From 1999 to 2000, the National Association of State Boards of Education, Alexandria, Va., studied the roles and responsibilities of public schools in addressing health and related social problems confronting today's children and youth.

Many educators believe that they are compelled to intervene in the health and social environment affecting students, their families, and the community, even as a strong "back-to-basics" reform movement denies any role for schools outside of academics.

Key Results:

  • The National Association of State Boards of Education—which represents state boards of education nationwide—formed a 16-member study group (including 15 members of state boards of education) to conduct the study, which included three formal meetings and the preparation and dissemination of a project report.

    During its first meeting in January 1999, the group discussed the impact of family, community, and social dynamics on child and adolescent development and educational achievement.

    At its second meeting in March 1999, the group explored the budgetary implications of schools' attempts to address these health and social issues, and to develop strategies for building partnerships needed to form a common understanding and vision for the schools.

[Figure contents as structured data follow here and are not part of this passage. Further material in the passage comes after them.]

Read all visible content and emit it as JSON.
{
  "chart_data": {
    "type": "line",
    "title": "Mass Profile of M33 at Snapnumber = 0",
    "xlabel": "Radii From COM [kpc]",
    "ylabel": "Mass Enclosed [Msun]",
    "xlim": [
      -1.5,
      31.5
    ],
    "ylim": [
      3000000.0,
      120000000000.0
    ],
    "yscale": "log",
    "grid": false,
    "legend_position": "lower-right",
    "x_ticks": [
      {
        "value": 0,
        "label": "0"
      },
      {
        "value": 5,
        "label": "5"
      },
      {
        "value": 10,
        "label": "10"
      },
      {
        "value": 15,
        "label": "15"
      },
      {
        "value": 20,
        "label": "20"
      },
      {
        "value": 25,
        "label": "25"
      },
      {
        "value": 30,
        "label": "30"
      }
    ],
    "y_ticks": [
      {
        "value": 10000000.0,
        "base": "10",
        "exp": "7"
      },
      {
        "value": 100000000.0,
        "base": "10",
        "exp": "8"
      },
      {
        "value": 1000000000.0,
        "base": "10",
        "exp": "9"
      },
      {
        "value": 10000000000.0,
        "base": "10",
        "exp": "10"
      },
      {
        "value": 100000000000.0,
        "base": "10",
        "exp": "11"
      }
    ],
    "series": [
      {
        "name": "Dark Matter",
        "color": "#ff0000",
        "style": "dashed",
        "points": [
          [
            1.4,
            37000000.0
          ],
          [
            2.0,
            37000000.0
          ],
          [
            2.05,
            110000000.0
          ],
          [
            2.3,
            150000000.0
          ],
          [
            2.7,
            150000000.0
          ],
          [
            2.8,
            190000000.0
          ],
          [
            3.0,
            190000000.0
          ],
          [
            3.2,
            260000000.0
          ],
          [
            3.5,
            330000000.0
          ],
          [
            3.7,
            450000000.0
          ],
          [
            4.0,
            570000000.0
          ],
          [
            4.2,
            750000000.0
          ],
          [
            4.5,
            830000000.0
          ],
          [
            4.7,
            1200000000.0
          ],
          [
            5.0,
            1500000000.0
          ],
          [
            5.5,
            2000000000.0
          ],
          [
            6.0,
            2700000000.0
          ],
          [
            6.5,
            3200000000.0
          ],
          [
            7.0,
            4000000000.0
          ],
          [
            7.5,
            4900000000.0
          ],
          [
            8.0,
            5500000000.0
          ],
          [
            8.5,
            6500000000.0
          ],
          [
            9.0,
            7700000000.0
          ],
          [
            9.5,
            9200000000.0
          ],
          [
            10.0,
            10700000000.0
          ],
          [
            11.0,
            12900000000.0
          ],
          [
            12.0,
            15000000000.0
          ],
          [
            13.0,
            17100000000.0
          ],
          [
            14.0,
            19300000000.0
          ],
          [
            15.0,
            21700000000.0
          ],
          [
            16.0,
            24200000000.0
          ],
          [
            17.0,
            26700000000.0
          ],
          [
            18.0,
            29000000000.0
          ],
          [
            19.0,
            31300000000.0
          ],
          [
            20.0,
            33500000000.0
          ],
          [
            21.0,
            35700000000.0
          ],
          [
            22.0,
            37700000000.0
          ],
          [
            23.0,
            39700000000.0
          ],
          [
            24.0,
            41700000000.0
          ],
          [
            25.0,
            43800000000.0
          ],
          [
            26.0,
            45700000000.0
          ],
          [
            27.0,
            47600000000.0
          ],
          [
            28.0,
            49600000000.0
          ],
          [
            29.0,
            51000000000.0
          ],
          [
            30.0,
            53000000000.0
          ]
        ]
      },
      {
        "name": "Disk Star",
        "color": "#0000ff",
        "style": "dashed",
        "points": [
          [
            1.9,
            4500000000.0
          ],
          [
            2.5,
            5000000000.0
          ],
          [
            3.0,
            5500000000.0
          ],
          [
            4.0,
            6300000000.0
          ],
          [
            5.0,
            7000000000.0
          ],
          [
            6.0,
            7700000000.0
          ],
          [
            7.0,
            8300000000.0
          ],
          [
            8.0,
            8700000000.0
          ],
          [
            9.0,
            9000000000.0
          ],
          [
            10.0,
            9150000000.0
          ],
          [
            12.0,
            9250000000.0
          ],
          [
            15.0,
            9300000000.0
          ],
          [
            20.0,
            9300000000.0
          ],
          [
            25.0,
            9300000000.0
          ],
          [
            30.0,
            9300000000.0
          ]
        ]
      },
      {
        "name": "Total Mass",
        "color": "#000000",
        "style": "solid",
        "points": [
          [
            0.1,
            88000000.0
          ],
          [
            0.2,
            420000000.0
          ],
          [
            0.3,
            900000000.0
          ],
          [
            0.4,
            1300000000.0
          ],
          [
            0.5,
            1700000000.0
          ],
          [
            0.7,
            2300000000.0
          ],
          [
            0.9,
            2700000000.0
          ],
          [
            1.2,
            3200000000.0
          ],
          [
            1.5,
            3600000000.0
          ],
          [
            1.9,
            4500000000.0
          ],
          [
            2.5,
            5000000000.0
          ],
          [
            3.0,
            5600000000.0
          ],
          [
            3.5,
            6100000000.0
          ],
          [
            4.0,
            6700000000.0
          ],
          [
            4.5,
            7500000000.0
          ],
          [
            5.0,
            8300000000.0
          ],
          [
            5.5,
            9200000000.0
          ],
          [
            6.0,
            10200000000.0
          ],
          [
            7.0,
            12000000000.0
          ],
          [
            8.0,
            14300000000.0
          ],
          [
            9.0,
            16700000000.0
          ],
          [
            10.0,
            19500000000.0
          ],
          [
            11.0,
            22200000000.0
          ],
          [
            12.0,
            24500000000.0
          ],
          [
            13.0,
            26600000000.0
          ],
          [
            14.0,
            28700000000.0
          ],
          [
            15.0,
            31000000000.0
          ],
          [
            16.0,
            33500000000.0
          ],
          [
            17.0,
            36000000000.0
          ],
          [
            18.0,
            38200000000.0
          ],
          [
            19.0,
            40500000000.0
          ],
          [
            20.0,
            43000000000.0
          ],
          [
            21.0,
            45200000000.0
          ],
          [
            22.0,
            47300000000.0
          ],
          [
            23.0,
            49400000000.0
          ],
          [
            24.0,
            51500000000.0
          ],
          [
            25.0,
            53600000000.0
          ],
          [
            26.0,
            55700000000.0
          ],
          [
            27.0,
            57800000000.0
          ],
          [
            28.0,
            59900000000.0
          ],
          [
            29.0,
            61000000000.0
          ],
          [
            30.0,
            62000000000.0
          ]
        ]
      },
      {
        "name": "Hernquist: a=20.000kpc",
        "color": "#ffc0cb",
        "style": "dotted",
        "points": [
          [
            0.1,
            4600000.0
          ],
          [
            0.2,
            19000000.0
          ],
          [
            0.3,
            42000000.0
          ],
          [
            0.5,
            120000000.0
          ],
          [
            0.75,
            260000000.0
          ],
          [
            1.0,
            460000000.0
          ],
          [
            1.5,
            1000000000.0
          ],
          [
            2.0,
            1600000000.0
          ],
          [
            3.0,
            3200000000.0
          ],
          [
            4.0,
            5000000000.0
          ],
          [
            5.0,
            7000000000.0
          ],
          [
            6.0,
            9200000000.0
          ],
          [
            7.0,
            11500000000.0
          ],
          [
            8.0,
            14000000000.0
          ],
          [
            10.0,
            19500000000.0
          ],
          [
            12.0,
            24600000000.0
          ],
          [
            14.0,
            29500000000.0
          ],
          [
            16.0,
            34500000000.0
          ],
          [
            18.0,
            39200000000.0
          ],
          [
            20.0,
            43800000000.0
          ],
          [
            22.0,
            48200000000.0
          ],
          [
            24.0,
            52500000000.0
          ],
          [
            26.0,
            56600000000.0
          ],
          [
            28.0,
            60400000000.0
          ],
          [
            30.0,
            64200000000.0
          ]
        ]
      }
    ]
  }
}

    At its third meeting in June 1999, the group drafted recommendations on the role of state boards of education in promoting school attention to health and other social issues affecting students. At each meeting, the group heard presentations from a number of educators, practitioners, and researchers.
  • In its final report, entitled The Future Is Now: Addressing Social Issues in Schools of the 21st Century, the study group concluded that:
    • Schools have an important role to play in addressing the needs of students by helping them succeed academically and by supporting the growth that will enable them to lead successful, productive adult lives. The question is not whether schools should address nonacademic barriers to learning, but instead, what can schools do both alone and with others to support learning?
  • The group recommended that state boards of education:
    • Set standards for creating positive school environments that foster academic achievement and support the development of children and youth.
    • Take a leadership role in creating a shared vision and sense of responsibility with others for helping children and youth to succeed academically in school and to become productive members of society.
    • Work collaboratively with other policymakers in the development and implementation of early childhood and prekindergarten programs.
    • Work with schools and others to combine and coordinate resources across agencies and public/private sectors in support of children's success.
  • As of November 2000, the National Association of State Boards of Education had distributed or sold approximately 1,300 copies of the report, including 750 copies to members of state boards of education and 100 to state departments of education across the country.